Zoarium composed of two layers of irregular thickness, with overgrowth surface marked by development of new basal diaphragms. Autozooecia grow at an angle of 26° from the substrate, bending sharply and intersecting zoarial surface at an angle of 90°. Autozooecia with tubular shape, containing diaphragms and cystiphragms. Diaphragms mainly straight and perpendicular to autozooecial walls, but occasionally also oblique, concave or convex; regularly spaced inside autozooecia with an average spacing of 3.9 diaphragms per mm. Cystiphragms developed in upper three quarters of autozooecia with a spacing of 2.5 per mm. Th ey are attached to one side of the wall curving and leaning on a lower diaphragm or on a cystiphragm developed in the opposite wall. Mesozooecia scarce, consisting of narrow tubes originating at the base of the exozone. They have more diaphragms than autozooecia, an average of 4.6 per mm. Acanthostyles long, up to 1.14 mm in length, developed at different levels, but only up to the point where autozooecia curve ( Fig. 10 View FIG ). Zooecial walls with irregularities in form of small beads visible at low magnification; their thickness increases upwards in the colony. At higher magnification an exterior dark line that continues in the diaphragms can be observed. Between the two dark lines there is a layer with an obvious granular microstructure.Endozone-exozone boundary marked by change of inclination of autozooecia, development of mesozooecia and acanthostyles, and higher density of cystiphragms in autozooecia.

REMARKS

This specimen exhibits the main diagnostic characters of the family Monticuliporidae : encrusting growth habit, polygonal autozooecial apertures, presence of diaphragms and cystiphragms, densely tabulate mesozooecia and presence of acanthostyles.The only diagnostic character not observable are maculae, but it could be the result of the small number of sections studied.Th is specimen has a combination of features that are not present in any other Monticuliporidae genus: very regular hexagonal apertures, walls with a distinctive beaded outline in cross section, and very large and scarce acanthostyles with a core.These three features have been used in traditional trepostomate systematic to distinguish and classify genera.The occurrence of these characters would merit the erection of a new genus in the family Monticuliporidae . The formal definition should await until more colonies are found.

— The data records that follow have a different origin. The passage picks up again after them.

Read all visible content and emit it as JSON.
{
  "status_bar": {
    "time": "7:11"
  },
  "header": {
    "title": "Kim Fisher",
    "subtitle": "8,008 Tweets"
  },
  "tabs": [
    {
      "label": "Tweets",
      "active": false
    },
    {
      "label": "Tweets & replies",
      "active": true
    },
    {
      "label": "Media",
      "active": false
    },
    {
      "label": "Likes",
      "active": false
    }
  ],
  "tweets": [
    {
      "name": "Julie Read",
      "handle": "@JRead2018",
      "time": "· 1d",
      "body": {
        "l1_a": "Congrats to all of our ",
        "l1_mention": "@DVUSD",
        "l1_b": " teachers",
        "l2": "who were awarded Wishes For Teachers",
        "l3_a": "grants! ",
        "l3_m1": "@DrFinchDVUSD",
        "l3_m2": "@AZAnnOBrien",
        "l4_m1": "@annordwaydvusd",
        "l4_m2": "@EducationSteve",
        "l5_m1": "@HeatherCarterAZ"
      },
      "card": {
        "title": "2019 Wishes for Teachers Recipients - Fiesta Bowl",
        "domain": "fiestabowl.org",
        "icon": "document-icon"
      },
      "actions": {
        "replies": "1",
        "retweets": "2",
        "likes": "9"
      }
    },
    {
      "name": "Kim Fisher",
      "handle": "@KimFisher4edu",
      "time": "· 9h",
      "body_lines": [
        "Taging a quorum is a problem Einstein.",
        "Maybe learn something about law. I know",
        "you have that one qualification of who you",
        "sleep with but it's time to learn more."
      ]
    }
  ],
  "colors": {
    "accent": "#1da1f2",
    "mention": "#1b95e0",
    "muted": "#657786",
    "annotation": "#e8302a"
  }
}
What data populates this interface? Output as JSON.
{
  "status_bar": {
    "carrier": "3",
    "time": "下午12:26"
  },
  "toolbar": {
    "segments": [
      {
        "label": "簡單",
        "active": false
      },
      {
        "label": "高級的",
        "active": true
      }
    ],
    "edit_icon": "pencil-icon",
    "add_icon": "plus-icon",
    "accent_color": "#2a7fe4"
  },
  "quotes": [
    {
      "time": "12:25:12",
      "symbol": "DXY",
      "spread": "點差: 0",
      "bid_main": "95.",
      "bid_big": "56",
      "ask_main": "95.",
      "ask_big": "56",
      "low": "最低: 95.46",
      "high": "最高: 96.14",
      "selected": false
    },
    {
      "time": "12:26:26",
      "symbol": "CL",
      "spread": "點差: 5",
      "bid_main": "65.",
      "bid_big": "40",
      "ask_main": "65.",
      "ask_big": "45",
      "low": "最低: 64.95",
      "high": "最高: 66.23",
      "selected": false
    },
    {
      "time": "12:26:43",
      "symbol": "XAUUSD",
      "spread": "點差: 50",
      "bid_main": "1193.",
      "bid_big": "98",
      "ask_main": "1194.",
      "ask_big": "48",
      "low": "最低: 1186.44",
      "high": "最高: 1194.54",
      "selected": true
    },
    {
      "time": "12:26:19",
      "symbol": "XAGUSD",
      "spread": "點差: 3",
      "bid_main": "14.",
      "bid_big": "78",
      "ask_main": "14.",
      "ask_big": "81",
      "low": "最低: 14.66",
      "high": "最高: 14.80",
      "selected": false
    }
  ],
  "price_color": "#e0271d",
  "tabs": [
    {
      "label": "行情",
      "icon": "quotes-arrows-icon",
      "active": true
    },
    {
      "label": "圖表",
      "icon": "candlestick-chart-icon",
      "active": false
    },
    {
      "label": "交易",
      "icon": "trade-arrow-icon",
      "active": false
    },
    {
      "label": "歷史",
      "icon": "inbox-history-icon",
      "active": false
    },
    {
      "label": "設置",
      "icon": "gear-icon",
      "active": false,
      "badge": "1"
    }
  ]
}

This Iberian zoarium is similar in the shape of its cystiphragms to Orbignyella Ulrich & Bassler, 1904 , originally ascribed to the monticuliporids but presently considered to be best placed within the family Atactotoechidae Duncan, 1939 . Nevertheless, the Iberian zoarium cannot be included in Orbignyella which, like the other atactotoechids, has exilazooecia instead of mesozooecia and much smaller acanthostyles than the studied sample. Th is zoarium is also similar to Prasopora spjeldnaesi n. sp., but it can be clearly distinguished by the shape of its autozooecial apertures (polygonal vs oval), the number of mesozooecia (much less abundant than in the Prasopora species ) and the presence of acanthostyles.